Für vier Wochen nach Sevilla
Gut ein Dreivierteljahr vorher fing sie an, alle Unterlagen für die Bewerbung zusammenzusammeln und unter anderem ein Motivationsschreiben zu verfassen. Es hat geklappt: Sie hat ein Stipendium bei Eramus+ bekommen und konnte damit vier Wochen in einem Betrieb im spanischen Sevilla verbringen. Untergebracht war sie in einer Vierer-WG mit Stipendiatinnen aus anderen Ausbildungsberufen, berichtet Jennifer Bockelmann: "Ich fand es sehr cool, mal im Ausland zu sein und das nicht als Tourist. Wir haben in einem Apartment in einer normalen Wohngegend, wo nur Einheimische wohnen, gewohnt. Da hat man so richtig den Alltag mitbekommen."
Der größte Unterschied bestand, wie sie sagt, in den Arbeitszeiten mit einer dreistündigen Mittagspause und dafür längeren Arbeitstagen bis in den Abend. Auch einige Verarbeitungstechniken waren neu für sie. Ihr Schul-Spanisch hat allerdings nicht so viel gebracht, da der Dialekt in Sevilla doch etwas anders ist. Aber der Betriebsleiter konnte ganz gut Englisch und auch Orthopädie-Fachenglisch, da er selbst mal drei Monate in London verbracht hatte.
Vorurteile und Ängste werden abgebaut
Eingeführt wurde das neue Programm Erasmus+, das neben Studienaufenthalten auch den beruflichen Austausch umfasst, im Jahr 2014, als Nachfolger des ähnlichen Projekts "Leonardo da Vinci". Für die Organisation "Arbeit und Leben" in Hamburg koordiniert Marlene Lecamus das Programm. "In unserer aktuell wilden Zeit zunehmender Internationalisierung und Flexibilisierung in allen Lebensbereichen sind Auslandspraktika ein Schlüssel, um diesen Veränderungen gewachsen zu sein. Außerdem verbessern die Auszubildenden ihre Arbeitsmarktchancen. Vorurteile und Ängste werden abgebaut und sie reflektieren dadurch auch die Lebens- und Ausbildungsbedingungen in Deutschland."

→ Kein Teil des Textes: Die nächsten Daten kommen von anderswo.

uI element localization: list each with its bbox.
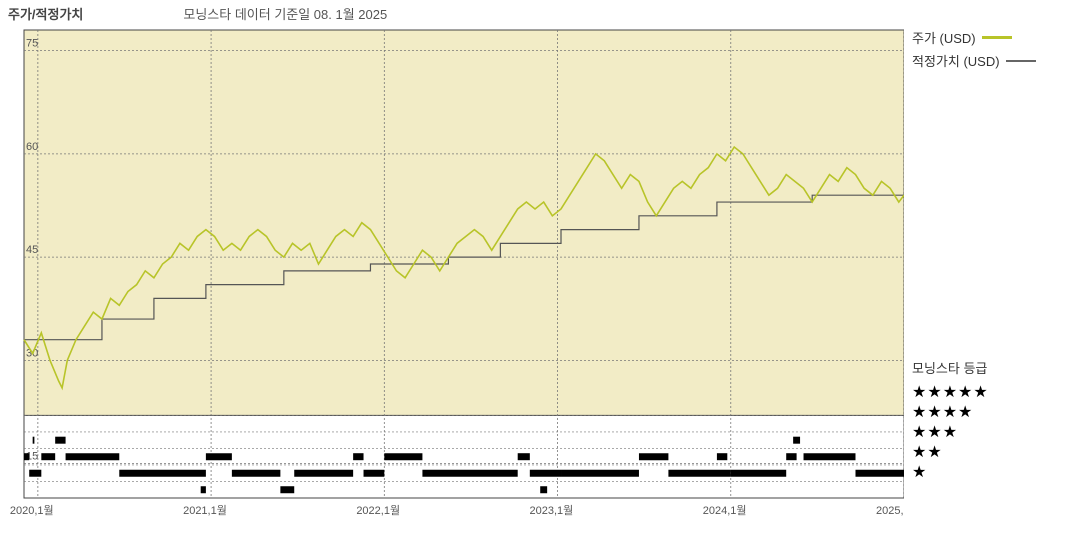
svg-text:60: 60 bbox=[26, 141, 38, 153]
svg-text:75: 75 bbox=[26, 38, 38, 50]
rating-row-3: ★★★ bbox=[912, 423, 1072, 443]
svg-text:2024,1월: 2024,1월 bbox=[703, 504, 747, 516]
svg-text:2025,1월: 2025,1월 bbox=[876, 504, 904, 516]
legend-fair-label: 적정가치 (USD) bbox=[912, 51, 1000, 70]
price-fairvalue-chart: 15304560752020,1월2021,1월2022,1월2023,1월20… bbox=[4, 26, 904, 516]
rating-row-2: ★★ bbox=[912, 443, 1072, 463]
rating-legend-title: 모닝스타 등급 bbox=[912, 358, 1072, 377]
chart-header: 주가/적정가치 모닝스타 데이터 기준일 08. 1월 2025 bbox=[0, 0, 1080, 27]
svg-text:2022,1월: 2022,1월 bbox=[356, 504, 400, 516]
legend-fair: 적정가치 (USD) bbox=[912, 51, 1072, 70]
rating-row-4: ★★★★ bbox=[912, 403, 1072, 423]
chart-subtitle: 모닝스타 데이터 기준일 08. 1월 2025 bbox=[183, 4, 387, 23]
svg-text:2023,1월: 2023,1월 bbox=[530, 504, 574, 516]
legend-price-label: 주가 (USD) bbox=[912, 28, 976, 47]
svg-text:45: 45 bbox=[26, 244, 38, 256]
legend-price: 주가 (USD) bbox=[912, 28, 1072, 47]
chart-title: 주가/적정가치 bbox=[8, 4, 83, 23]
legend-fair-swatch bbox=[1006, 60, 1036, 62]
svg-text:2020,1월: 2020,1월 bbox=[10, 504, 54, 516]
rating-row-1: ★ bbox=[912, 463, 1072, 483]
svg-text:2021,1월: 2021,1월 bbox=[183, 504, 227, 516]
rating-legend: 모닝스타 등급 ★★★★★★★★★★★★★★★ bbox=[912, 358, 1072, 483]
rating-row-5: ★★★★★ bbox=[912, 383, 1072, 403]
chart-legend: 주가 (USD) 적정가치 (USD) bbox=[912, 28, 1072, 74]
legend-price-swatch bbox=[982, 36, 1012, 39]
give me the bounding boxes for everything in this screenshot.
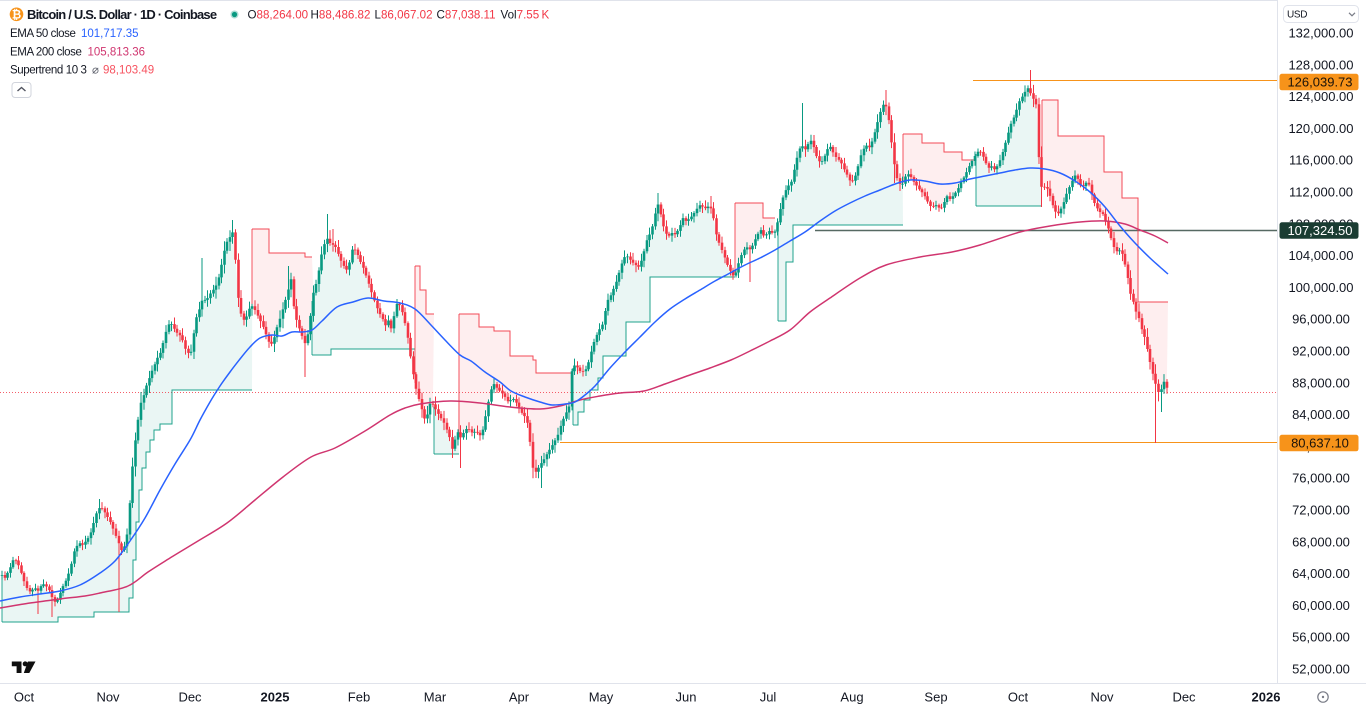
svg-text:Sep: Sep: [924, 690, 947, 705]
svg-text:52,000.00: 52,000.00: [1292, 662, 1350, 677]
svg-text:88,000.00: 88,000.00: [1292, 375, 1350, 390]
svg-text:92,000.00: 92,000.00: [1292, 344, 1350, 359]
svg-text:124,000.00: 124,000.00: [1288, 89, 1353, 104]
svg-text:May: May: [589, 690, 614, 705]
svg-text:96,000.00: 96,000.00: [1292, 312, 1350, 327]
svg-text:Oct: Oct: [14, 690, 35, 705]
svg-text:2026: 2026: [1252, 690, 1281, 705]
svg-text:EMA 200 close: EMA 200 close: [10, 47, 82, 59]
svg-text:⌀: ⌀: [92, 65, 99, 77]
svg-text:Nov: Nov: [96, 690, 120, 705]
svg-text:76,000.00: 76,000.00: [1292, 471, 1350, 486]
svg-text:84,000.00: 84,000.00: [1292, 407, 1350, 422]
svg-text:116,000.00: 116,000.00: [1289, 153, 1353, 168]
svg-text:Dec: Dec: [178, 690, 202, 705]
svg-text:L86,067.02: L86,067.02: [375, 8, 433, 21]
svg-text:Feb: Feb: [348, 690, 370, 705]
svg-text:₿: ₿: [12, 10, 21, 22]
svg-text:O88,264.00: O88,264.00: [248, 8, 309, 21]
svg-text:128,000.00: 128,000.00: [1288, 57, 1353, 72]
svg-text:Aug: Aug: [840, 690, 863, 705]
svg-text:100,000.00: 100,000.00: [1288, 280, 1353, 295]
svg-text:68,000.00: 68,000.00: [1292, 534, 1350, 549]
svg-text:C87,038.11: C87,038.11: [437, 8, 496, 21]
svg-text:132,000.00: 132,000.00: [1288, 26, 1353, 41]
svg-text:98,103.49: 98,103.49: [103, 65, 154, 77]
svg-text:126,039.73: 126,039.73: [1287, 75, 1352, 90]
svg-text:56,000.00: 56,000.00: [1292, 630, 1350, 645]
svg-text:72,000.00: 72,000.00: [1292, 503, 1350, 518]
svg-text:H88,486.82: H88,486.82: [311, 8, 371, 21]
svg-text:Bitcoin / U.S. Dollar · 1D · C: Bitcoin / U.S. Dollar · 1D · Coinbase: [27, 7, 217, 22]
svg-text:105,813.36: 105,813.36: [88, 47, 146, 59]
svg-text:Nov: Nov: [1090, 690, 1114, 705]
svg-text:60,000.00: 60,000.00: [1292, 598, 1350, 613]
svg-text:Jul: Jul: [760, 690, 777, 705]
svg-text:Supertrend 10 3: Supertrend 10 3: [10, 65, 86, 77]
svg-text:USD: USD: [1287, 10, 1307, 21]
svg-text:Jun: Jun: [676, 690, 697, 705]
svg-text:107,324.50: 107,324.50: [1287, 223, 1352, 238]
svg-text:Dec: Dec: [1172, 690, 1196, 705]
svg-text:2025: 2025: [261, 690, 290, 705]
svg-text:Oct: Oct: [1008, 690, 1029, 705]
svg-text:120,000.00: 120,000.00: [1288, 121, 1353, 136]
svg-text:101,717.35: 101,717.35: [81, 28, 139, 40]
svg-text:EMA 50 close: EMA 50 close: [10, 28, 76, 40]
svg-text:64,000.00: 64,000.00: [1292, 566, 1350, 581]
svg-text:104,000.00: 104,000.00: [1288, 248, 1353, 263]
svg-text:112,000.00: 112,000.00: [1289, 185, 1353, 200]
svg-text:Apr: Apr: [509, 690, 530, 705]
svg-text:Vol7.55 K: Vol7.55 K: [501, 8, 550, 21]
svg-text:80,637.10: 80,637.10: [1291, 436, 1349, 451]
svg-text:Mar: Mar: [424, 690, 447, 705]
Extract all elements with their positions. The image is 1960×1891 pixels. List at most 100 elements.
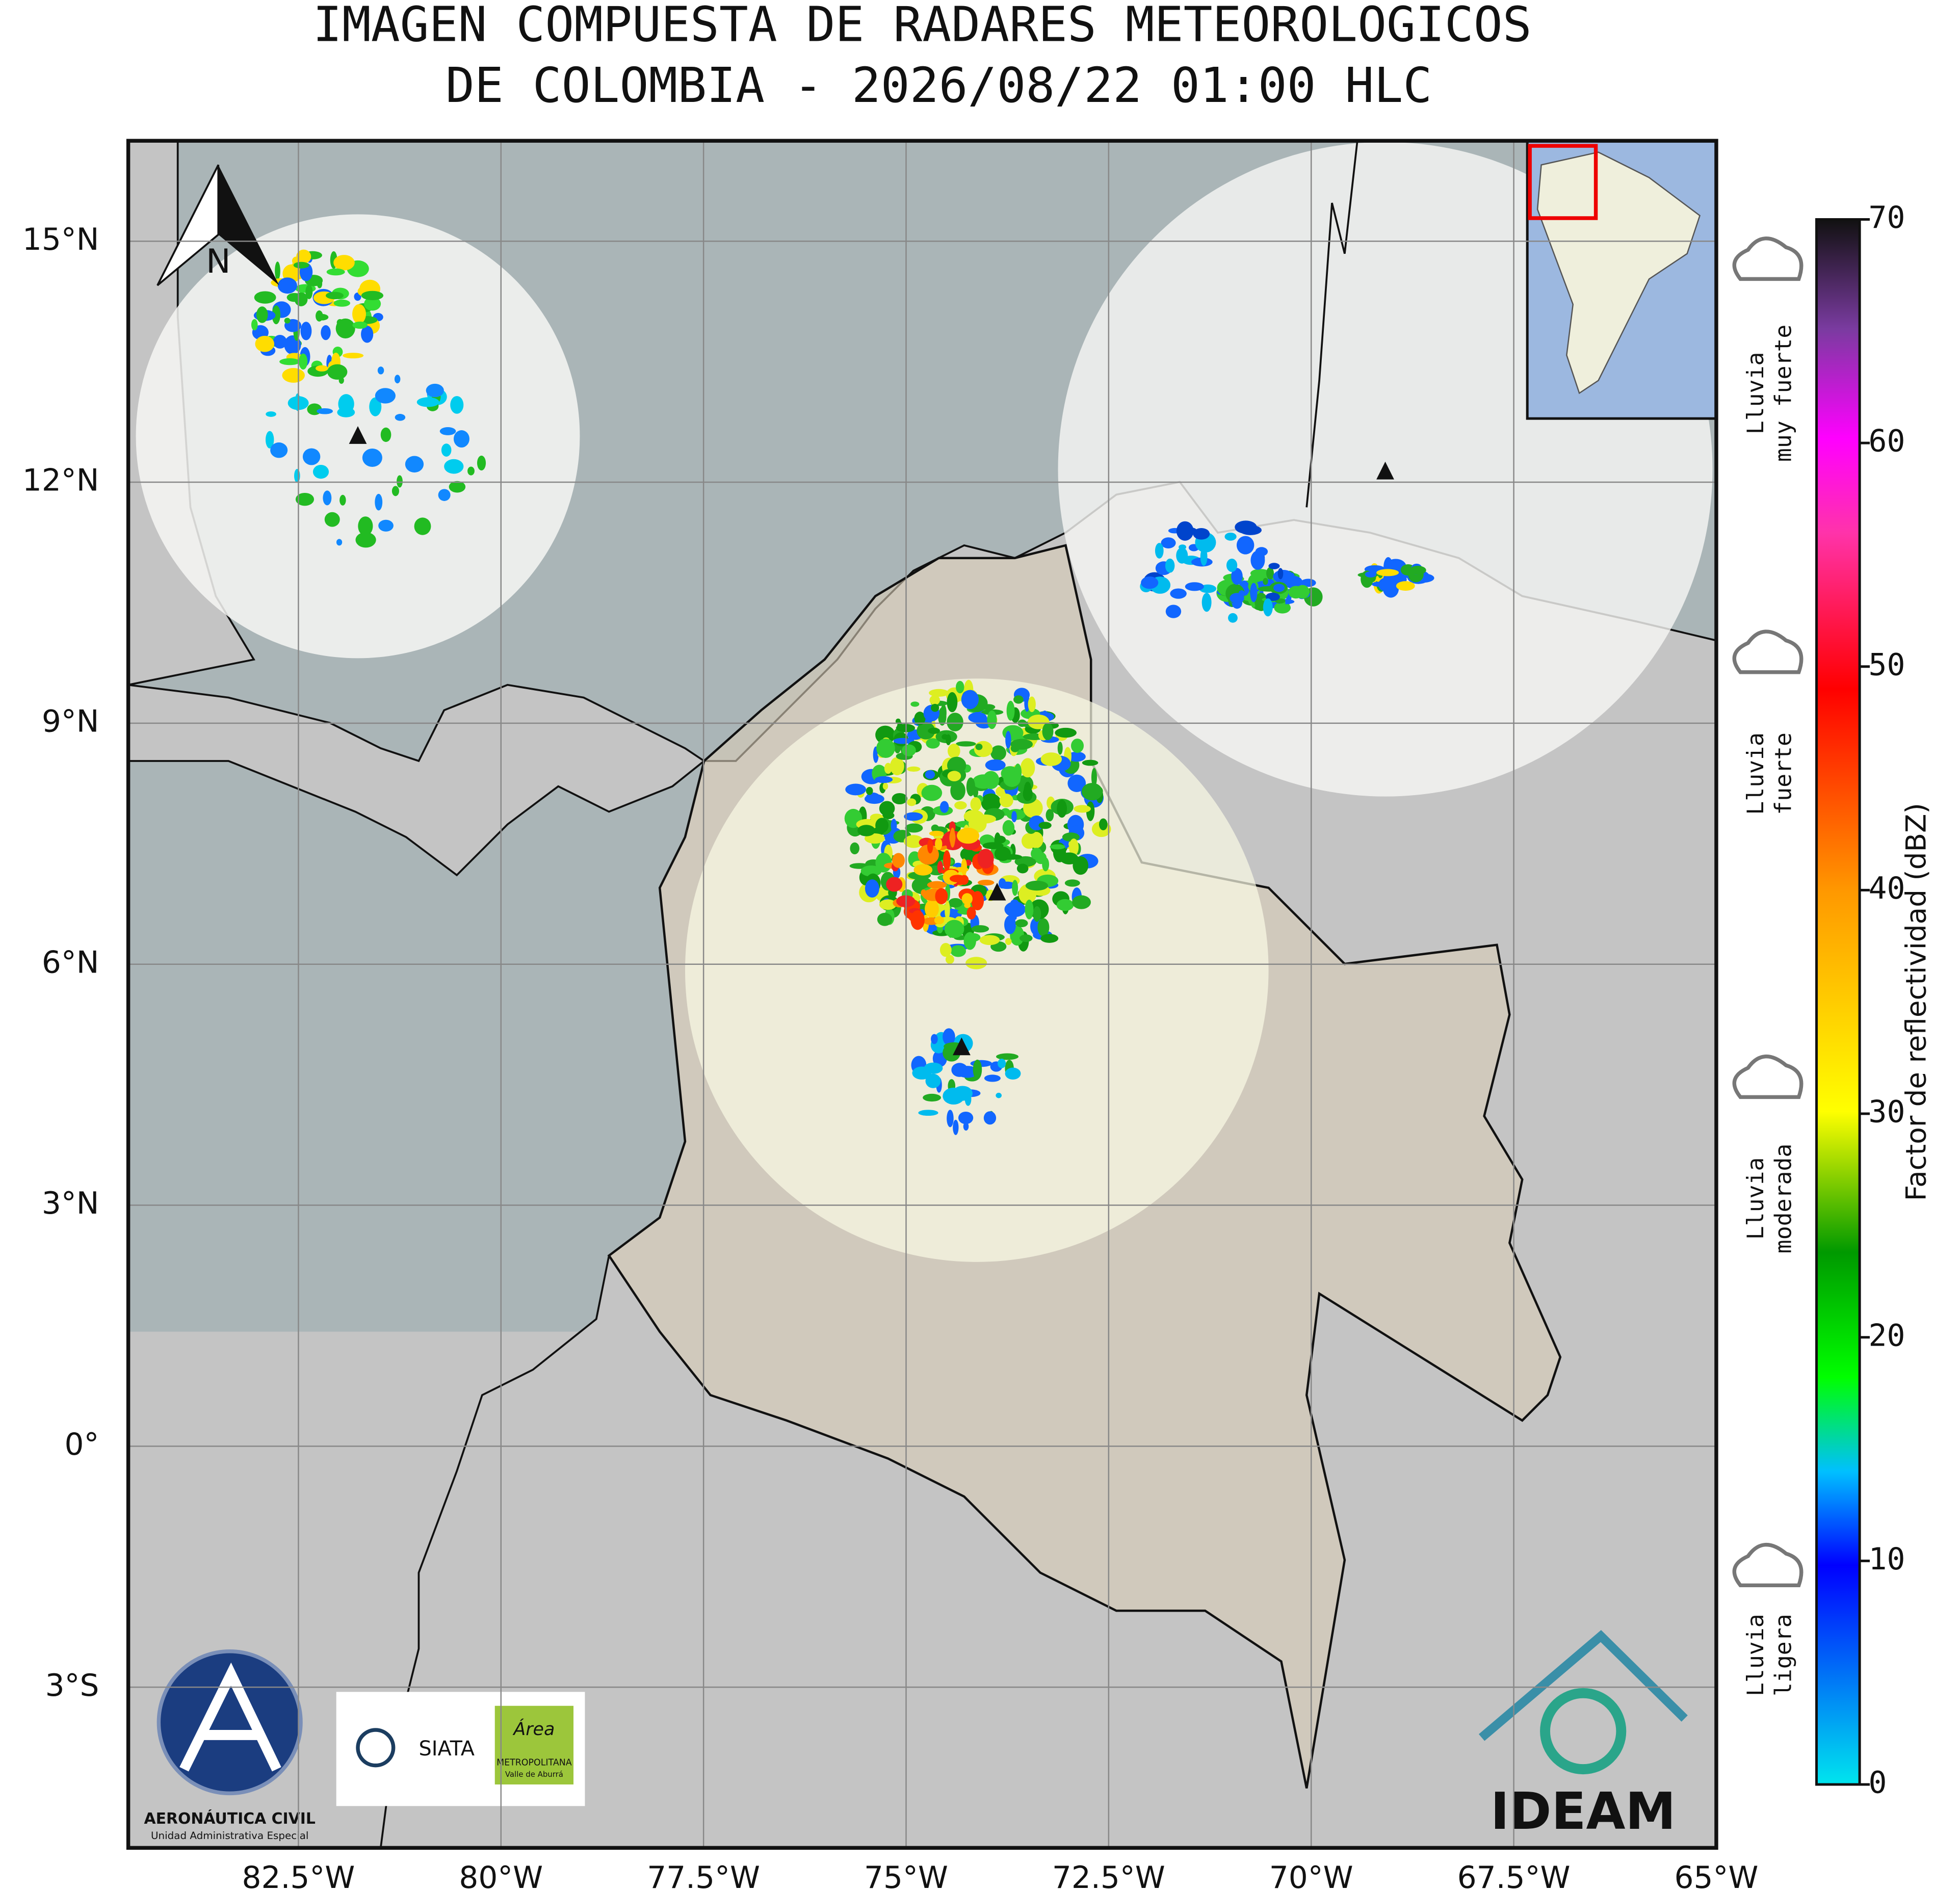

Budget für Erasmus+ wurde verdoppelt
Das Budget für Erasmus+ wurde mit knapp 28 Milliarden Euro für den Zeitraum von 2021 bis 2027 gerade erst verdoppelt - gegenüber dem Zeitraum davor. Daraus werden unter anderem die Stipendien für Reise-, Verpflegungs- und Unterkunftskosten finanziert: In Jennifers Fall waren das insgesamt gut 1.800 Euro.
Bewährte Kooperation zwischen Firmen und Berufsschulen
Pro Jahr werden aus Hamburg etwa 500 junge Leute über das EU-Förderprogramm unterstützt, darunter ungefähr 70 aus Handwerksberufen. Bundesweit waren es im Jahr 2021 fast 8.000 Teilnehmerinnen und Teilnehmer - vor Corona sogar bis zu 27.000 jährlich. Grundlage, so Lecamus, sei eine schon bewährte Kooperation mit Firmen und Berufsschulen: "Da gibt es bestimmte Knowhows, zum Beispiel lernen die Auszubildenden in Dänemark Hockerpolsterung oder Holzvergoldung."
Insgesamt viermal im Jahr organisiert sie für "Arbeit und Leben" Gruppen-Aufenthalte wie den von Jennifer Bockelmann in Sevilla: "Wir gehen individuell auf die Wünsche der Betriebe, der Schulen und der Auszubildenden ein. Es gibt wirklich viele Möglichkeiten."